A sandbox for actions. Generated code is unsafe. Code interpreters and LLM tools are easy vectors for malicious actors. Sandboxing the actions themselves is table-stakes for execution. We have the technology (pick your favorite software isolation layer — containers, VMs, microVMs, WebAssembly), but we don’t have the bridge yet.
An authorization layer on actions. In addition to sandboxing the prompt, you must have a robust authorization layer for what an agent can and can’t do. In the beginning, we might have users authorize most actions — the equivalent to the “manual judgment” found in a lot of “continuous” deployment frameworks. Humans in the loop are still expensive and slow.

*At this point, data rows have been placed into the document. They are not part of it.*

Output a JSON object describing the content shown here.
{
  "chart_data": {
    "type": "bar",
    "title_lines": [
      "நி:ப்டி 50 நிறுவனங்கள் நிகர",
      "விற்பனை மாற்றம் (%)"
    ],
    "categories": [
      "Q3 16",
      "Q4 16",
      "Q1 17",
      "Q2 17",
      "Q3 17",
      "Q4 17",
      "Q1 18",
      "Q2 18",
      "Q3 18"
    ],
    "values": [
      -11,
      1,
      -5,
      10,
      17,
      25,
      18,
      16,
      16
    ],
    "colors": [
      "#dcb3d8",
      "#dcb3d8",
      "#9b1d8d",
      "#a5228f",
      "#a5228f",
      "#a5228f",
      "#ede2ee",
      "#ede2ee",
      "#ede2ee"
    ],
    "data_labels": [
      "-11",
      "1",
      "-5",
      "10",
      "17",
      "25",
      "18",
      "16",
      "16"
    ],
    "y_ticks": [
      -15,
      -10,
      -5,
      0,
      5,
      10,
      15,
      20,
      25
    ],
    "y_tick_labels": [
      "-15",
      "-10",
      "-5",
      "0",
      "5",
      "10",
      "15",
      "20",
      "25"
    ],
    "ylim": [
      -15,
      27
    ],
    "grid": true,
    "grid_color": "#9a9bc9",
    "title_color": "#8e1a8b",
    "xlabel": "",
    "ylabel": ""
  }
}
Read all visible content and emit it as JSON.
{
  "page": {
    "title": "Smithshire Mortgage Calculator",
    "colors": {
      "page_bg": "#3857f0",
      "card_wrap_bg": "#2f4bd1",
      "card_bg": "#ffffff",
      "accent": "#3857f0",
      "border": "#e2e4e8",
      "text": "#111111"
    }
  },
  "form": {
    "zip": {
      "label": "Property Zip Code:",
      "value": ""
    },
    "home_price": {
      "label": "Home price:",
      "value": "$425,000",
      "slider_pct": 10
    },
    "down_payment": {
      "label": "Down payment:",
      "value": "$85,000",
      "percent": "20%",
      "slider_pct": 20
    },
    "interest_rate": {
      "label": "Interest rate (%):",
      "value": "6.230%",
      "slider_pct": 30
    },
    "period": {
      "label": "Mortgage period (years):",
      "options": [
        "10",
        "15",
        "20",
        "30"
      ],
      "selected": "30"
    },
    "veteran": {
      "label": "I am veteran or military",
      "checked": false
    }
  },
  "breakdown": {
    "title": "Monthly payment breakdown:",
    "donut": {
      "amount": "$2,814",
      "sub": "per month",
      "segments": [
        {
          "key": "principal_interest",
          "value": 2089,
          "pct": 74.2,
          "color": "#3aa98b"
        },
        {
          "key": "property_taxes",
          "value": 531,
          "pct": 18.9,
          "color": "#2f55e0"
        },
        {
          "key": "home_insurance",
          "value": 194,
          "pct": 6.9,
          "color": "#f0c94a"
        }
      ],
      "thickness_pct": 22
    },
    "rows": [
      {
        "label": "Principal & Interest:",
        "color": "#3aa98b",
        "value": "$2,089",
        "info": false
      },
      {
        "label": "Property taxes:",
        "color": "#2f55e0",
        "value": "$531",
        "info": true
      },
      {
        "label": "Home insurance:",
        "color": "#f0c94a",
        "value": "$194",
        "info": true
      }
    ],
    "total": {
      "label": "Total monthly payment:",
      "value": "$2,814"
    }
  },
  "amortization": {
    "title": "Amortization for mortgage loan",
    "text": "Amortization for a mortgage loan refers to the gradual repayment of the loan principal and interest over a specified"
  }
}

Dynamic workflows that are fast, reliable, and debuggable. We have workflow systems, but they are slow and designed for static workflows. What would a workflow system built for dynamic workflows look like? They must be fast, reliable, and debuggable (agents might have to debug it themselves!).
Self-healing infrastructure and workflows. We already have self-healing infrastructure (pick your favorite enterprise-grade serverless framework or Kubernetes), and we have some version of fault-tolerant and interruptable long-running workflows, but we don’t have any technology that seamlessly ties them together for LLM agents.
Cost must decrease. Let’s say agents are running 8K context prompts at a blended $0.05 per 1K tokens. That’s $0.40 per prompt. At 2,087 average work hours in a year and 1 prompt per second, that would mean an agent would cost $3,005,280/year to run even if you only ran it during work hours. Costs will decrease, but the question is — how fast?
More APIs for more things. Autonomous agents will find it easiest to interact via APIs. But even in 2023, most services don’t have APIs. It’s a chicken-and-egg: companies will rush to build APIs if agents become ubiquitous (or else lose the distribution from agents). Agents will be more valuable if they can take more actions and they only reliably take action via APIs (there’s a chance that LLM-based RPA works, but it will always be slower than APIs).

I’m excited at the idea of autonomous agents, but I also believe that building stepwise infrastructure towards them will be both interesting and rewarding. We don’t have full-self driving, but my base model Honda Civic comes equipped with lane-assist and adaptive cruise control. Already, that delivers a ton of value to me. Software engineers won’t be replaced any time soon. But they are already made much more effective with GitHub Copilot.